リオとレイは小さく頷き合い、観光客のふりを続けながら、内心で決意を新たにした。「アカリちゃんのために、私たち、絶対諦めない!」

二人の瞳には、VTuberとしての明るさと、仲間を救うための強い意志が宿っていた。

 

 

 

 

 

束草での鳴神の成功と、板門店でのおめがシスターズの潜入は、#SaveAkariムーブメントに新たな風を吹き込んでいた。

GOOMSTUDIO内部では、パプテマス・シロッコの「自由にやれ」という言葉がミライアカリに一時的な希望を与えていたが、彼の真意は依然として霧の中。

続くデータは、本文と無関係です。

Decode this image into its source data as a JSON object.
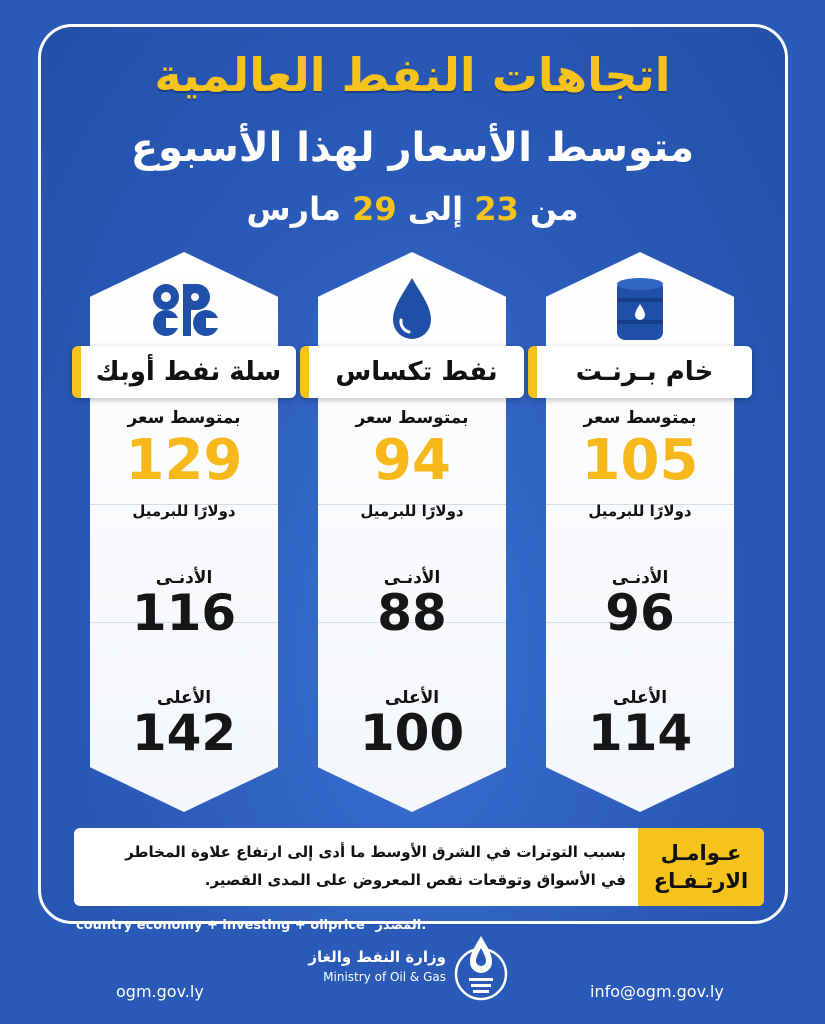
{
  "header": {
    "title": "اتجاهات النفط العالمية",
    "subtitle": "متوسط الأسعار لهذا الأسبوع",
    "date_prefix": "من",
    "date_from": "23",
    "date_mid": "إلى",
    "date_to": "29",
    "date_month": "مارس"
  },
  "columns": [
    {
      "name": "خام بـرنـت",
      "icon": "oil-barrel-icon",
      "avg_label": "بمتوسط سعر",
      "avg_value": "105",
      "unit": "دولارًا للبرميل",
      "min_label": "الأدنـى",
      "min_value": "96",
      "max_label": "الأعلى",
      "max_value": "114"
    },
    {
      "name": "نفط تكساس",
      "icon": "oil-drop-icon",
      "avg_label": "بمتوسط سعر",
      "avg_value": "94",
      "unit": "دولارًا للبرميل",
      "min_label": "الأدنـى",
      "min_value": "88",
      "max_label": "الأعلى",
      "max_value": "100"
    },
    {
      "name": "سلة نفط أوبك",
      "icon": "opec-logo-icon",
      "avg_label": "بمتوسط سعر",
      "avg_value": "129",
      "unit": "دولارًا للبرميل",
      "min_label": "الأدنـى",
      "min_value": "116",
      "max_label": "الأعلى",
      "max_value": "142"
    }
  ],
  "factors": {
    "tag_line1": "عـوامـل",
    "tag_line2": "الارتـفـاع",
    "text_line1": "بسبب التوترات في الشرق الأوسط ما أدى إلى ارتفاع علاوة المخاطر",
    "text_line2": "في الأسواق وتوقعات نقص المعروض على المدى القصير."
  },
  "source": {
    "label": "المصدر:",
    "value": "country economy + investing + oilprice"
  },
  "footer": {
    "website": "ogm.gov.ly",
    "email": "info@ogm.gov.ly",
    "ministry_ar": "وزارة النفط والغاز",
    "ministry_en": "Ministry of Oil & Gas"
  },
  "colors": {
    "background": "#2a5ab8",
    "accent": "#f6c21c",
    "card": "#ffffff"
  }
}
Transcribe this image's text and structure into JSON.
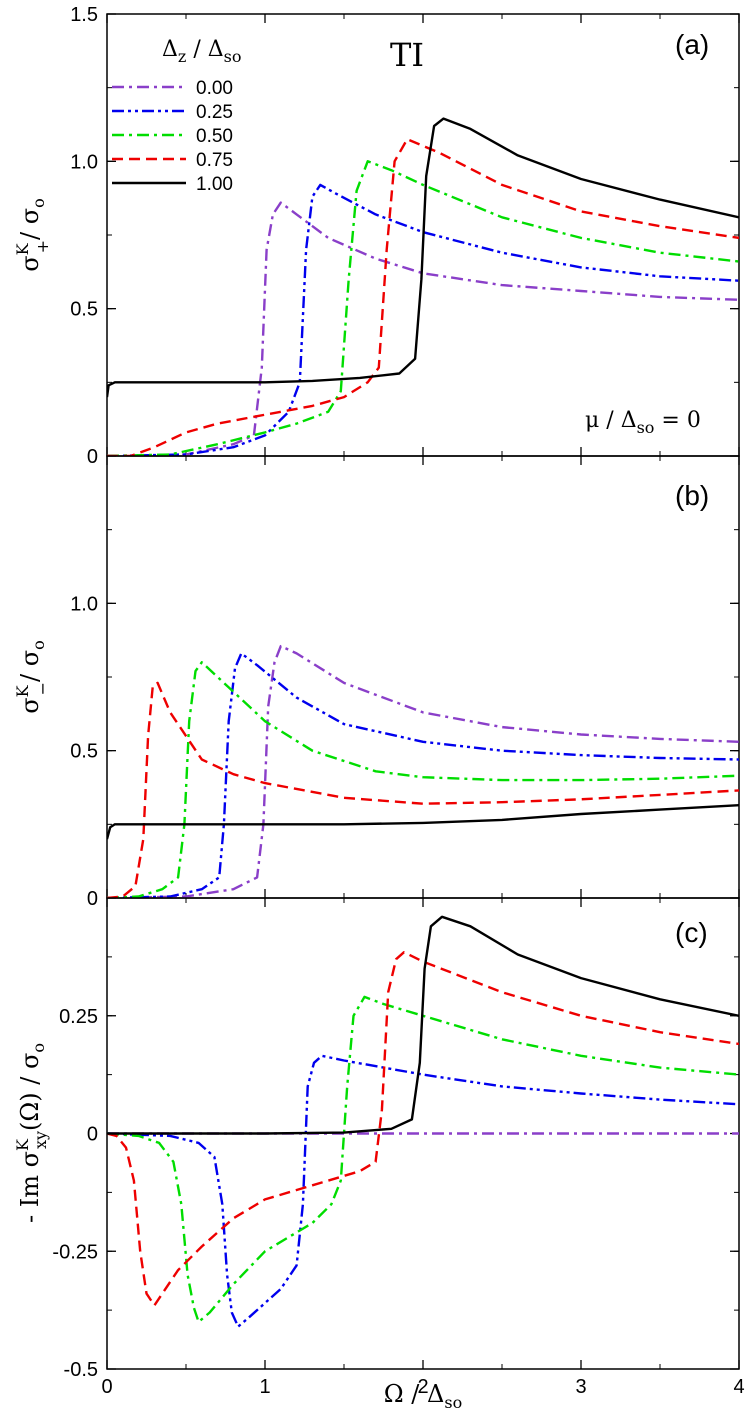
{
  "chart_data": [
    {
      "type": "line",
      "panel_label": "(a)",
      "annotation": "TI",
      "condition": "μ / Δso = 0",
      "ylabel": "σ+K/ σo",
      "xlim": [
        0,
        4
      ],
      "ylim": [
        0,
        1.5
      ],
      "x_ticks": [
        0,
        1,
        2,
        3,
        4
      ],
      "y_ticks": [
        "0",
        "0.5",
        "1.0",
        "1.5"
      ],
      "legend": {
        "title": "Δz / Δso",
        "placement": "top-left"
      },
      "series": [
        {
          "name": "0.00",
          "color": "#8a3fc9",
          "dash": "dash-dot",
          "points": [
            [
              0,
              0
            ],
            [
              0.5,
              0.005
            ],
            [
              0.8,
              0.04
            ],
            [
              0.93,
              0.07
            ],
            [
              0.98,
              0.3
            ],
            [
              1.01,
              0.7
            ],
            [
              1.05,
              0.82
            ],
            [
              1.1,
              0.86
            ],
            [
              1.2,
              0.82
            ],
            [
              1.4,
              0.74
            ],
            [
              1.7,
              0.67
            ],
            [
              2.0,
              0.62
            ],
            [
              2.5,
              0.58
            ],
            [
              3.0,
              0.56
            ],
            [
              3.5,
              0.54
            ],
            [
              4.0,
              0.53
            ]
          ]
        },
        {
          "name": "0.25",
          "color": "#0000ee",
          "dash": "dash-dot-dot",
          "points": [
            [
              0,
              0
            ],
            [
              0.5,
              0.005
            ],
            [
              0.8,
              0.03
            ],
            [
              1.0,
              0.07
            ],
            [
              1.15,
              0.15
            ],
            [
              1.22,
              0.25
            ],
            [
              1.26,
              0.7
            ],
            [
              1.3,
              0.88
            ],
            [
              1.35,
              0.92
            ],
            [
              1.45,
              0.89
            ],
            [
              1.7,
              0.82
            ],
            [
              2.0,
              0.76
            ],
            [
              2.5,
              0.69
            ],
            [
              3.0,
              0.64
            ],
            [
              3.5,
              0.61
            ],
            [
              4.0,
              0.595
            ]
          ]
        },
        {
          "name": "0.50",
          "color": "#00dd00",
          "dash": "dash-dot",
          "points": [
            [
              0,
              0
            ],
            [
              0.4,
              0.005
            ],
            [
              0.7,
              0.04
            ],
            [
              1.0,
              0.08
            ],
            [
              1.2,
              0.11
            ],
            [
              1.4,
              0.15
            ],
            [
              1.48,
              0.22
            ],
            [
              1.53,
              0.6
            ],
            [
              1.58,
              0.9
            ],
            [
              1.65,
              1.0
            ],
            [
              1.8,
              0.97
            ],
            [
              2.0,
              0.92
            ],
            [
              2.5,
              0.81
            ],
            [
              3.0,
              0.74
            ],
            [
              3.5,
              0.69
            ],
            [
              4.0,
              0.66
            ]
          ]
        },
        {
          "name": "0.75",
          "color": "#ee0000",
          "dash": "dash",
          "points": [
            [
              0,
              0
            ],
            [
              0.15,
              0.0
            ],
            [
              0.3,
              0.03
            ],
            [
              0.5,
              0.08
            ],
            [
              0.7,
              0.11
            ],
            [
              1.0,
              0.14
            ],
            [
              1.3,
              0.17
            ],
            [
              1.5,
              0.2
            ],
            [
              1.65,
              0.25
            ],
            [
              1.72,
              0.3
            ],
            [
              1.77,
              0.7
            ],
            [
              1.82,
              1.0
            ],
            [
              1.9,
              1.075
            ],
            [
              2.1,
              1.03
            ],
            [
              2.5,
              0.92
            ],
            [
              3.0,
              0.83
            ],
            [
              3.5,
              0.78
            ],
            [
              4.0,
              0.74
            ]
          ]
        },
        {
          "name": "1.00",
          "color": "#000000",
          "dash": "solid",
          "points": [
            [
              0,
              0.2
            ],
            [
              0.01,
              0.24
            ],
            [
              0.05,
              0.25
            ],
            [
              0.5,
              0.25
            ],
            [
              1.0,
              0.25
            ],
            [
              1.3,
              0.255
            ],
            [
              1.6,
              0.265
            ],
            [
              1.85,
              0.28
            ],
            [
              1.95,
              0.33
            ],
            [
              1.99,
              0.6
            ],
            [
              2.02,
              0.95
            ],
            [
              2.07,
              1.12
            ],
            [
              2.13,
              1.145
            ],
            [
              2.3,
              1.11
            ],
            [
              2.6,
              1.02
            ],
            [
              3.0,
              0.94
            ],
            [
              3.5,
              0.87
            ],
            [
              4.0,
              0.81
            ]
          ]
        }
      ]
    },
    {
      "type": "line",
      "panel_label": "(b)",
      "ylabel": "σ−K/ σo",
      "xlim": [
        0,
        4
      ],
      "ylim": [
        0,
        1.5
      ],
      "x_ticks": [
        0,
        1,
        2,
        3,
        4
      ],
      "y_ticks": [
        "0",
        "0.5",
        "1.0"
      ],
      "series": [
        {
          "name": "0.00",
          "color": "#8a3fc9",
          "dash": "dash-dot",
          "points": [
            [
              0,
              0
            ],
            [
              0.5,
              0.005
            ],
            [
              0.8,
              0.03
            ],
            [
              0.95,
              0.07
            ],
            [
              0.99,
              0.25
            ],
            [
              1.02,
              0.65
            ],
            [
              1.06,
              0.8
            ],
            [
              1.1,
              0.855
            ],
            [
              1.2,
              0.83
            ],
            [
              1.5,
              0.73
            ],
            [
              2.0,
              0.63
            ],
            [
              2.5,
              0.58
            ],
            [
              3.0,
              0.555
            ],
            [
              3.5,
              0.54
            ],
            [
              4.0,
              0.53
            ]
          ]
        },
        {
          "name": "0.25",
          "color": "#0000ee",
          "dash": "dash-dot-dot",
          "points": [
            [
              0,
              0
            ],
            [
              0.4,
              0.005
            ],
            [
              0.6,
              0.03
            ],
            [
              0.71,
              0.07
            ],
            [
              0.74,
              0.25
            ],
            [
              0.77,
              0.6
            ],
            [
              0.81,
              0.78
            ],
            [
              0.85,
              0.83
            ],
            [
              0.95,
              0.79
            ],
            [
              1.2,
              0.68
            ],
            [
              1.5,
              0.59
            ],
            [
              2.0,
              0.53
            ],
            [
              2.5,
              0.5
            ],
            [
              3.0,
              0.485
            ],
            [
              3.5,
              0.475
            ],
            [
              4.0,
              0.47
            ]
          ]
        },
        {
          "name": "0.50",
          "color": "#00dd00",
          "dash": "dash-dot",
          "points": [
            [
              0,
              0
            ],
            [
              0.2,
              0.005
            ],
            [
              0.35,
              0.03
            ],
            [
              0.45,
              0.07
            ],
            [
              0.49,
              0.25
            ],
            [
              0.52,
              0.6
            ],
            [
              0.56,
              0.77
            ],
            [
              0.6,
              0.8
            ],
            [
              0.7,
              0.75
            ],
            [
              1.0,
              0.6
            ],
            [
              1.3,
              0.5
            ],
            [
              1.7,
              0.43
            ],
            [
              2.0,
              0.41
            ],
            [
              2.5,
              0.4
            ],
            [
              3.0,
              0.4
            ],
            [
              3.5,
              0.405
            ],
            [
              4.0,
              0.415
            ]
          ]
        },
        {
          "name": "0.75",
          "color": "#ee0000",
          "dash": "dash",
          "points": [
            [
              0,
              0
            ],
            [
              0.1,
              0.005
            ],
            [
              0.18,
              0.04
            ],
            [
              0.23,
              0.2
            ],
            [
              0.26,
              0.55
            ],
            [
              0.29,
              0.72
            ],
            [
              0.32,
              0.73
            ],
            [
              0.4,
              0.63
            ],
            [
              0.6,
              0.47
            ],
            [
              0.8,
              0.42
            ],
            [
              1.0,
              0.39
            ],
            [
              1.5,
              0.34
            ],
            [
              2.0,
              0.32
            ],
            [
              2.5,
              0.325
            ],
            [
              3.0,
              0.335
            ],
            [
              3.5,
              0.35
            ],
            [
              4.0,
              0.365
            ]
          ]
        },
        {
          "name": "1.00",
          "color": "#000000",
          "dash": "solid",
          "points": [
            [
              0,
              0.2
            ],
            [
              0.02,
              0.24
            ],
            [
              0.05,
              0.25
            ],
            [
              0.5,
              0.25
            ],
            [
              1.0,
              0.25
            ],
            [
              1.5,
              0.25
            ],
            [
              2.0,
              0.255
            ],
            [
              2.5,
              0.265
            ],
            [
              3.0,
              0.285
            ],
            [
              3.5,
              0.3
            ],
            [
              4.0,
              0.315
            ]
          ]
        }
      ]
    },
    {
      "type": "line",
      "panel_label": "(c)",
      "ylabel": "- Im σxyK(Ω) / σo",
      "xlabel": "Ω / Δso",
      "xlim": [
        0,
        4
      ],
      "ylim": [
        -0.5,
        0.5
      ],
      "x_ticks": [
        0,
        1,
        2,
        3,
        4
      ],
      "y_ticks": [
        "-0.5",
        "-0.25",
        "0",
        "0.25"
      ],
      "series": [
        {
          "name": "0.00",
          "color": "#8a3fc9",
          "dash": "dash-dot",
          "points": [
            [
              0,
              0
            ],
            [
              4.0,
              0
            ]
          ]
        },
        {
          "name": "0.25",
          "color": "#0000ee",
          "dash": "dash-dot-dot",
          "points": [
            [
              0,
              0
            ],
            [
              0.4,
              -0.005
            ],
            [
              0.58,
              -0.02
            ],
            [
              0.68,
              -0.05
            ],
            [
              0.73,
              -0.15
            ],
            [
              0.76,
              -0.3
            ],
            [
              0.79,
              -0.38
            ],
            [
              0.83,
              -0.41
            ],
            [
              0.9,
              -0.39
            ],
            [
              1.1,
              -0.33
            ],
            [
              1.2,
              -0.28
            ],
            [
              1.24,
              -0.15
            ],
            [
              1.27,
              0.1
            ],
            [
              1.31,
              0.15
            ],
            [
              1.36,
              0.165
            ],
            [
              1.5,
              0.155
            ],
            [
              2.0,
              0.125
            ],
            [
              2.5,
              0.1
            ],
            [
              3.0,
              0.085
            ],
            [
              3.5,
              0.072
            ],
            [
              4.0,
              0.062
            ]
          ]
        },
        {
          "name": "0.50",
          "color": "#00dd00",
          "dash": "dash-dot",
          "points": [
            [
              0,
              0
            ],
            [
              0.2,
              -0.005
            ],
            [
              0.33,
              -0.02
            ],
            [
              0.42,
              -0.06
            ],
            [
              0.47,
              -0.15
            ],
            [
              0.51,
              -0.3
            ],
            [
              0.55,
              -0.37
            ],
            [
              0.58,
              -0.4
            ],
            [
              0.65,
              -0.38
            ],
            [
              0.8,
              -0.32
            ],
            [
              1.0,
              -0.25
            ],
            [
              1.3,
              -0.19
            ],
            [
              1.42,
              -0.15
            ],
            [
              1.48,
              -0.1
            ],
            [
              1.52,
              0.1
            ],
            [
              1.56,
              0.25
            ],
            [
              1.63,
              0.29
            ],
            [
              1.75,
              0.275
            ],
            [
              2.0,
              0.25
            ],
            [
              2.5,
              0.2
            ],
            [
              3.0,
              0.165
            ],
            [
              3.5,
              0.14
            ],
            [
              4.0,
              0.125
            ]
          ]
        },
        {
          "name": "0.75",
          "color": "#ee0000",
          "dash": "dash",
          "points": [
            [
              0,
              0
            ],
            [
              0.06,
              -0.005
            ],
            [
              0.12,
              -0.03
            ],
            [
              0.17,
              -0.1
            ],
            [
              0.21,
              -0.25
            ],
            [
              0.25,
              -0.34
            ],
            [
              0.3,
              -0.365
            ],
            [
              0.35,
              -0.34
            ],
            [
              0.45,
              -0.29
            ],
            [
              0.6,
              -0.24
            ],
            [
              0.8,
              -0.18
            ],
            [
              1.0,
              -0.14
            ],
            [
              1.3,
              -0.11
            ],
            [
              1.6,
              -0.08
            ],
            [
              1.7,
              -0.06
            ],
            [
              1.74,
              0.05
            ],
            [
              1.78,
              0.3
            ],
            [
              1.83,
              0.37
            ],
            [
              1.88,
              0.385
            ],
            [
              2.0,
              0.365
            ],
            [
              2.5,
              0.3
            ],
            [
              3.0,
              0.25
            ],
            [
              3.5,
              0.215
            ],
            [
              4.0,
              0.19
            ]
          ]
        },
        {
          "name": "1.00",
          "color": "#000000",
          "dash": "solid",
          "points": [
            [
              0,
              0
            ],
            [
              1.0,
              0.0
            ],
            [
              1.5,
              0.002
            ],
            [
              1.8,
              0.01
            ],
            [
              1.93,
              0.03
            ],
            [
              1.98,
              0.15
            ],
            [
              2.01,
              0.35
            ],
            [
              2.05,
              0.44
            ],
            [
              2.12,
              0.46
            ],
            [
              2.3,
              0.44
            ],
            [
              2.6,
              0.38
            ],
            [
              3.0,
              0.33
            ],
            [
              3.5,
              0.285
            ],
            [
              4.0,
              0.25
            ]
          ]
        }
      ]
    }
  ]
}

ZIZAIのハインツ・アクスマンの介入、ヤザン大塚の裏切り、橘雅清の軟化、岩城やライラ・ミラ・ライラ、生駒葵、波瀬うるうの動きが、バスクとジャミトフの支配にさらなる亀裂を生み出していた。

NEOENTUMのベアトリクス・ブレーメ、ZIZAIのアイリスディーナ、シリウスシュガーの月ヶ瀬ちゆる、音霊魂子、シロ、湊あくあ、郡道美玲、ヨメミ、萌実らの救出チームは、篁唯依の極秘調査と中国公安部のハッキングを軸に、救出作戦を着々と進めていた。

アカリの次の配信が、彼女の自由を取り戻す決定的な瞬間となる可能性が高まっていた。鳴神の録音データは、NEOENTUMの手元に届くことで、#SaveAkariムーブメントに決定的な推進力を与えることになるだろう。

VTuber業界の絆とファンの力が、バスク、ジャミトフ、シロッコの支配に立ち向かう最大の武器となっていた。